As the ANC leadership battle intensifies, it is becoming clear that the race is dominated by Nkosazana Dlamini-Zuma (NDZ) and the current party deputy, Cyril Ramaphosa.
NDZ’s campaign is relatively stronger because it is backed by the current president of the ANC and enjoys support from the ANC Women’s League and the Youth League.
Ramaphosa’s campaign on the other hand enjoys wider legitimacy across the country because it is seen as an escape route from rampant corruption that continues to engulf the country. It’s a strange configuration; with one candidate being stronger yet lacking legitimacy while the other candidate is weaker despite enjoying wider legitimacy.
Compared to candidates who previously contested the top leadership position of the party, NDZ and Ramaphosa have thus far been the weakest candidates to run. This is also demonstrated by the fact that four months before the ANC’s elective conference, people are still emboldened to raise their hands and present themselves as alternative candidates to both Ramaphosa and NDZ.
At this point, strong frontrunners would have consolidated their positions and presented themselves as unassailable top candidates. This would result in people having to choose between the two candidates instead of presenting a third or fourth option.
The likes of Lindiwe Sisulu, Mathews Phosa, and Paul Mashatile have recently been reported to be interested in the top position, despite Ramaphosa and NDZ’s positioning as the two front runners.
Be that as it may, it is still incumbent upon us to begin to imagine how the presidencies of each of the frontrunners would be like, in case he or she wins the contest in December.
This question is very difficult to answer in relation to NDZ, being the enigma that she is. With Ramaphosa one can expect a moderate, center-left president who is practical when it comes to how government ought to work with business. He would tone down on the rhetoric of radical economic transformation while rebuilding government’s technocratic capacity.
He would most likely be an incrementalist who believes in a strategic, cautious approach to resolving the country’s socio-economic problems. Yes, he might be as cryptic as how my previous sentence comes across: saying everything while emphasising nothing in particular.
NDZ is difficult to pin down, given the fact that she has not previously demonstrated a commitment to an ideological position. As a medical doctor, perhaps she is all about taking practical measures to save the situation instead of theorising about the problem and taking an ideological stand – assuming an ideological position on things might result in the problem escalating further.
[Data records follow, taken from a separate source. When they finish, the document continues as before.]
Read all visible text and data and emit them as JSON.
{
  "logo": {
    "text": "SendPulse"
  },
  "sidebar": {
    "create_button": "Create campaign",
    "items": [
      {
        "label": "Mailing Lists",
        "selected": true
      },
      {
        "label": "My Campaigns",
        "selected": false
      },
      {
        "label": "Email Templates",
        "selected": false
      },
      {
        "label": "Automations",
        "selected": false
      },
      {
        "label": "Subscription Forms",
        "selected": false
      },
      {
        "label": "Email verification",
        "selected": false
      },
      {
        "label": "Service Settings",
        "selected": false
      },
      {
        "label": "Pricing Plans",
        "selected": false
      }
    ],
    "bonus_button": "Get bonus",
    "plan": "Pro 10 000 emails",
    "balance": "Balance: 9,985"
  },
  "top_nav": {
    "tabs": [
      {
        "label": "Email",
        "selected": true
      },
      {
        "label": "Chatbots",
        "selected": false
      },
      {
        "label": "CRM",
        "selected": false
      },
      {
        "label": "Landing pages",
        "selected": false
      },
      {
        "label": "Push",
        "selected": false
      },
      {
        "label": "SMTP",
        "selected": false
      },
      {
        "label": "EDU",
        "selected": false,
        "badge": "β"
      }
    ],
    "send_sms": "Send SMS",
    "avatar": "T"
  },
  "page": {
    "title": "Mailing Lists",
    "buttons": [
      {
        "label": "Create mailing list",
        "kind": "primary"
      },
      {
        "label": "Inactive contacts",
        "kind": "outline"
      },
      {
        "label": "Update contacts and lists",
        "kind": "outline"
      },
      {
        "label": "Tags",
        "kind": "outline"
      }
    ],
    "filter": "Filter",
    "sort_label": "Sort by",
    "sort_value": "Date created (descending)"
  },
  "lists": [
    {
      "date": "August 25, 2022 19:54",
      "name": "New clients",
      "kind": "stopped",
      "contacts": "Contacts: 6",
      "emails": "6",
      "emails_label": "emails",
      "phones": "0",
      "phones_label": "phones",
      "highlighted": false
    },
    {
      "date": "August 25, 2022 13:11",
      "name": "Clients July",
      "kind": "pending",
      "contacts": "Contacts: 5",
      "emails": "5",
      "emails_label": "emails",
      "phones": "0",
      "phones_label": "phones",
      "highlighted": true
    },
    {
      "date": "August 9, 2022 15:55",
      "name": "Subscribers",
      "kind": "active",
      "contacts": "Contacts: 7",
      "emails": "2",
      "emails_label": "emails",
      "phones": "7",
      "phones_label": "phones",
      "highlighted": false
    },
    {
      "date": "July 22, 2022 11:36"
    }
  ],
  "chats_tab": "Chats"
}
Doctors would not stand around a patient and satisfy themselves by explaining how social conditions have conspired to create the situation where the patient ended up getting sick or injured. They would rather treat the patient immediately and call upon social workers to deal with the social condition.
This might be Dlamini-Zuma’s position; a person who is practical and yet caught in an ideological storm that has pushed her to align herself with a group of people who believe in radical economic transformation.
Realising that there just might not be another option to win the ANC presidency, NDZ may have decided to sing along with the radical transformation congregation, as long as that will earn her the presidency and allow her an opportunity to implement practical measures to end unemployment.
Weekend newspapers reported that NDZ is planning to offload President Jacob Zuma immediately after the party’s elective conference. She also mentioned a few weeks ago that she wants state capture investigations to take place.
She has served all three presidents from Mandela, Mbeki, to Zuma. One would have to be very practical to find conform in those three different presidents, particularly Mbeki and Zuma.
If elected to lead the ANC, she stands a good chance to make history and become the first female president of South Africa. I really wonder if she would waste an opportunity to cleanse herself of the Zuma curse by becoming the Zuma who got it right.
Or would she squander the opportunity by focusing on dispensing patronage to those who delivered victory to her, thus those within the ANC Women’s League, Youth League, and whatever would be remain of the premier league?
This is how difficult it gets when one attempts to plot the political life of someone who has not done anything extraordinarily good, nor extraordinarily bad. That’s NDZ.
– Ralph Mathekga is a Fellow at the SARChI Chair: African Diplomacy and Foreign Policy at the University of Johannesburg and author of When Zuma Goes.